Power gets the headlines. But as states compete to land data centers and advanced manufacturing, water is a critical resource that can make or break the deal.
"States are competing against each other to bring data centers into their states, and water and cooling is an important part of that," John Griffith, CEO of American Water, told Standard & Works at the NARUC Winter Policy Summit.
Griffith has one of the most comprehensive views of the national water map.
The company operates in 14 states and on 18 military installations, and that footprint provides unique insight into the constraints and opportunities facing industrial growth.
A merger with Essential Utilities would add three more states to its footprint.
The picture: The American Society of Civil Engineers gives America’s water infrastructure a C-minus and wastewater a D-plus, Griffith says.
In some parts of the country, water losses run as high as 50% — treated water that's already been processed and paid for, leaking out of aging systems before it ever reaches a tap.
Nationally, an estimated 2 trillion gallons are lost every year. "That's just flushing money down the toilet," Griffith said.
Part of the problem is structural.
With roughly 55,000 municipal water providers nationwide, the sector is extraordinarily fragmented. Small systems face massive capital needs – from PFAS remediation to lead service line replacement to cybersecurity upgrades – without the scale or resources to address them.
What States Can Do
Griffith's prescription is straightforward: reduce fragmentation, open the door to capital, and stop treating water as an afterthought.
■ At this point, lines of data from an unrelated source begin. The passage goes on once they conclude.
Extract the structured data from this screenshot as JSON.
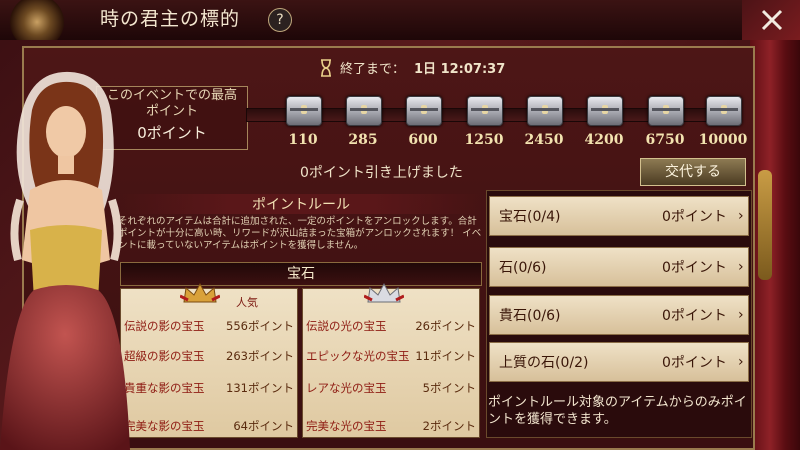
{
  "header": {
    "title": "時の君主の標的",
    "help_icon": "question-icon",
    "close_icon": "close-icon"
  },
  "timer": {
    "label": "終了まで：",
    "value": "1日 12:07:37"
  },
  "best": {
    "label": "このイベントでの最高ポイント",
    "value": "0ポイント"
  },
  "milestones": [
    "110",
    "285",
    "600",
    "1250",
    "2450",
    "4200",
    "6750",
    "10000"
  ],
  "raised_text": "0ポイント引き上げました",
  "exchange_label": "交代する",
  "rules": {
    "title": "ポイントルール",
    "description": "それぞれのアイテムは合計に追加された、一定のポイントをアンロックします。合計ポイントが十分に高い時、リワードが沢山詰まった宝箱がアンロックされます！ イベントに載っていないアイテムはポイントを獲得しません。"
  },
  "gem_section": {
    "header": "宝石",
    "popular_badge": "人気",
    "left_rows": [
      {
        "name": "伝説の影の宝玉",
        "points": "556ポイント"
      },
      {
        "name": "超級の影の宝玉",
        "points": "263ポイント"
      },
      {
        "name": "貴重な影の宝玉",
        "points": "131ポイント"
      },
      {
        "name": "完美な影の宝玉",
        "points": "64ポイント"
      }
    ],
    "right_rows": [
      {
        "name": "伝説の光の宝玉",
        "points": "26ポイント"
      },
      {
        "name": "エピックな光の宝玉",
        "points": "11ポイント"
      },
      {
        "name": "レアな光の宝玉",
        "points": "5ポイント"
      },
      {
        "name": "完美な光の宝玉",
        "points": "2ポイント"
      }
    ]
  },
  "categories": [
    {
      "name": "宝石(0/4)",
      "points": "0ポイント"
    },
    {
      "name": "石(0/6)",
      "points": "0ポイント"
    },
    {
      "name": "貴石(0/6)",
      "points": "0ポイント"
    },
    {
      "name": "上質の石(0/2)",
      "points": "0ポイント"
    }
  ],
  "category_note": "ポイントルール対象のアイテムからのみポイントを獲得できます。",
  "colors": {
    "accent_gold": "#c9a063",
    "panel_cream": "#efe1c5",
    "frame_red": "#4d1616"
  }
}
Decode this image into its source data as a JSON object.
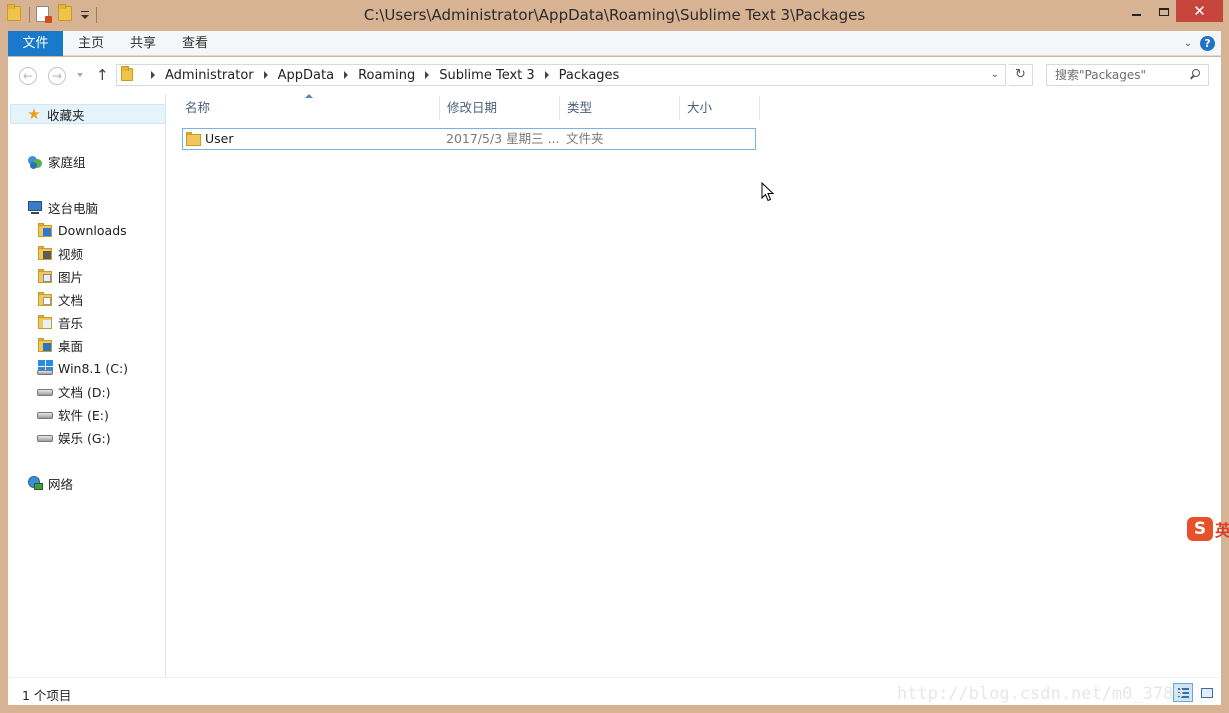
{
  "window": {
    "title": "C:\\Users\\Administrator\\AppData\\Roaming\\Sublime Text 3\\Packages",
    "close_glyph": "✕"
  },
  "ribbon": {
    "tabs": [
      "文件",
      "主页",
      "共享",
      "查看"
    ],
    "help_glyph": "?",
    "expand_glyph": "⌄"
  },
  "address": {
    "crumbs": [
      "Administrator",
      "AppData",
      "Roaming",
      "Sublime Text 3",
      "Packages"
    ],
    "search_placeholder": "搜索\"Packages\"",
    "back_glyph": "←",
    "forward_glyph": "→",
    "up_glyph": "↑",
    "refresh_glyph": "↻",
    "dropdown_glyph": "⌄"
  },
  "nav": {
    "favorites": "收藏夹",
    "homegroup": "家庭组",
    "this_pc": "这台电脑",
    "items": [
      {
        "label": "Downloads",
        "icon": "downloads-folder-icon"
      },
      {
        "label": "视频",
        "icon": "videos-folder-icon"
      },
      {
        "label": "图片",
        "icon": "pictures-folder-icon"
      },
      {
        "label": "文档",
        "icon": "documents-folder-icon"
      },
      {
        "label": "音乐",
        "icon": "music-folder-icon"
      },
      {
        "label": "桌面",
        "icon": "desktop-folder-icon"
      }
    ],
    "drives": [
      {
        "label": "Win8.1 (C:)",
        "icon": "system-drive-icon"
      },
      {
        "label": "文档 (D:)",
        "icon": "drive-icon"
      },
      {
        "label": "软件 (E:)",
        "icon": "drive-icon"
      },
      {
        "label": "娱乐 (G:)",
        "icon": "drive-icon"
      }
    ],
    "network": "网络"
  },
  "files": {
    "columns": [
      "名称",
      "修改日期",
      "类型",
      "大小"
    ],
    "rows": [
      {
        "name": "User",
        "date": "2017/5/3 星期三 ...",
        "type": "文件夹",
        "size": ""
      }
    ]
  },
  "status": {
    "count": "1 个项目"
  },
  "watermark": "http://blog.csdn.net/m0_3789",
  "ime": {
    "logo": "S",
    "mode": "英"
  },
  "colors": {
    "frame": "#d7b394",
    "file_tab": "#1979ca",
    "close_button": "#c7463c",
    "selection_border": "#7bb3e0"
  }
}
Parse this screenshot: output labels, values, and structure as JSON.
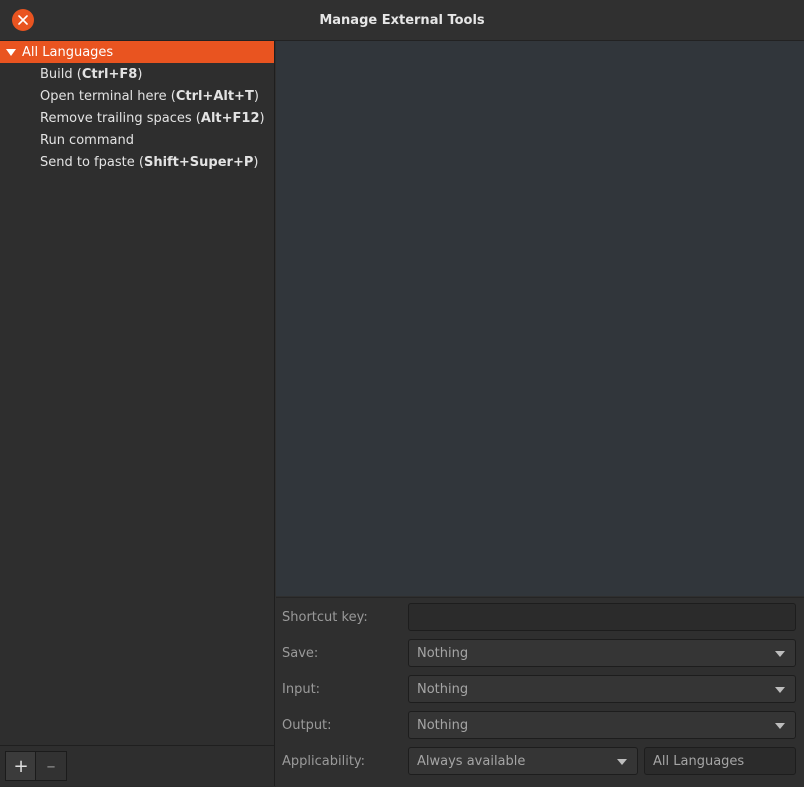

American Water's model is acquisition-driven – buying municipal systems, deploying capital and expertise, and spreading costs across a larger customer base.
The affordability question looms large for all utilities, and water is no different.
Griffith said American Water is exploring how AI can identify customers who qualify for assistance programs and proactively enroll them – an AI use case that goes beyond the leak-detection and operational efficiency applications most utilities are eyeing.
The Reliability Wake-Up Call
Griffith said the recent Winter Storm Fern that swept huge parts of the country gave regulators a fresh reminder that like the electric grid, extreme weather tests water systems too.
"It's in the harshest conditions when you need the utilities the most," Griffith said. "And that takes a lot of investment."
Griffith was careful to note that American Water's first obligation is to existing customers: no sacrificing their supply or shifting costs to subsidize new industrial demand. But he sees large-scale projects as an opportunity as long as the underlying infrastructure is there to support it.
The states that modernize water systems at scale won't just serve a public need. They'll also build a competitive moat.